La Roja pierde la voz sin Bravo

La ANFP espera cerrar la negociación de los premios de la Selección antes de fin de año. Sin embargo, el plantel ya no ofrece una comisión para iniciar el diálogo.


La última vez que Claudio Bravo habló de Arturo Salah, lo destrozó. El 15 de marzo de este año, denunció que solo se aparecía por Pinto Durán “para la foto” y que si se le comparaba con Sergio Jadue, el actual presidente del fútbol chileno salía perdiendo. Es más, aseguró que Andrés Fazio, el vicepresidente, era quien realmente cortaba “el queque” en temas de la Roja.

Esa fue la última vez que el lesionado arquero del Manchester City habló de la Selección. Lo hizo después de restarse de la primera nómina de Reinaldo Rueda y en su calidad de principal líder del equipo. El hombre que, entre otras cosas, debía pararse frente a los dirigentes para representar los intereses de los jugadores sobre temas tan peliagudos como los premios económicos por defender y ganar con los colores de Chile.

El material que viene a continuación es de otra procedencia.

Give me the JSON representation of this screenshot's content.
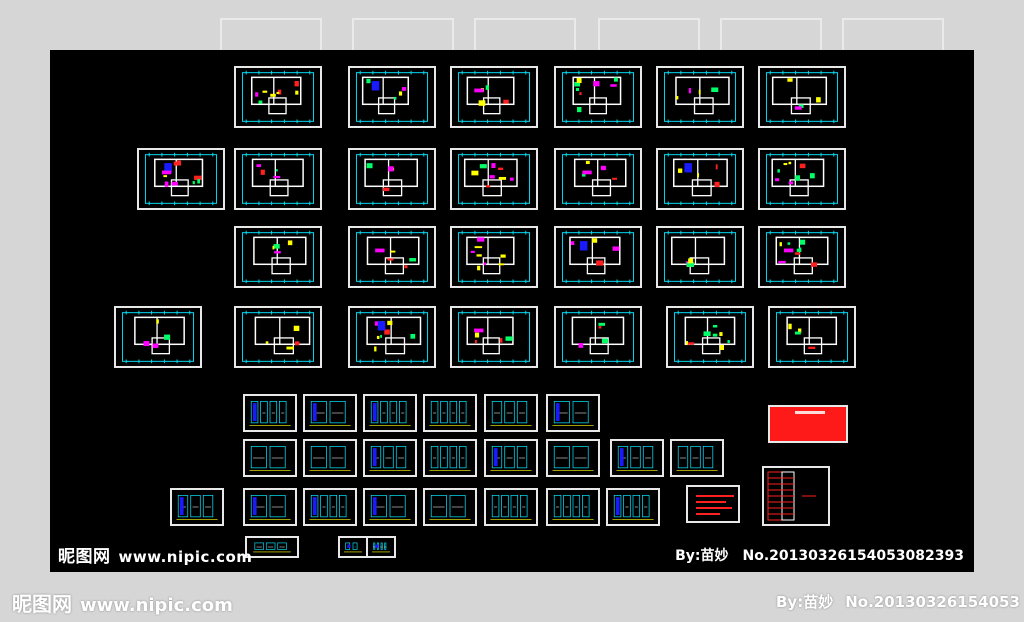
{
  "screen": {
    "kind": "cad-drawing-sheet-overview",
    "background_color": "#d6d6d6",
    "canvas_color": "#000000",
    "sheet_border_color": "#e8e8e8"
  },
  "watermark": {
    "site_name": "昵图网",
    "site_url": "www.nipic.com",
    "author": "By:苗妙",
    "number": "No.20130326154053082393"
  },
  "outer_watermark": {
    "site_name": "昵图网",
    "site_url": "www.nipic.com",
    "author": "By:苗妙",
    "number": "No.20130326154053"
  },
  "palette": {
    "wall": "#ffffff",
    "dimension": "#00e5ff",
    "furniture": "#ffff00",
    "accent_magenta": "#ff00ff",
    "accent_blue": "#1a1aff",
    "accent_green": "#00ff66",
    "accent_red": "#ff2020"
  },
  "icons": {
    "floor_plan": "floor-plan-icon",
    "elevation": "elevation-drawing-icon",
    "legend": "legend-sheet-icon",
    "table": "schedule-table-icon"
  }
}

Han pasado 183 días, dos convocatorias y seis partidos desde aquella jornada en que Bravo se lanzó con todo contra la asociación. Entremedio, además, se disputó el Mundial de Rusia y se puso fin al último acuerdo de primas que se firmó en la selección nacional. Y ahora, ya sin Bravo, la conversación de los dirigentes con los jugadores por este asunto ni siquiera ha podido comenzar.

Al interior del plantel todavía no definen los miembros de la comisión de futbolistas que negociará con la ANFP, un asunto que mantiene alerta a la administración del fútbol criollo, toda vez que en Quilín tienen la intención de cerrar un acuerdo antes de fin de año, para afrontar sin temas pendientes la próxima Copa América 2019 y el inicio de las Eliminatorias rumbo a Qatar 2022.

Además de Bravo, Jean Beausejour y Gonzalo Jara tampoco han sido parte de las últimas citaciones. Los jugadores de Universidad de Chile también fueron parte de la última comisión que consensuó los premios para la Copa Confederaciones de 2017, durante el mismo desarrollo de la competencia. Este grupo de jugadores también lo componían Arturo Vidal y Gary Medel.

Sin el arquero, los dos últimos han tomado el dominio casi total del camarín. Son los líderes de la interna. El volante del Besiktas, de hecho, heredó la jineta de Bravo. Dentro de la cancha, eso sí, porque en materias de escritorio todavía no puede encausar a la Roja. “No queremos que nos pase lo de las últimas veces. La idea es resolver esto en diciembre a más tardar”, explica una fuente de la ANFP.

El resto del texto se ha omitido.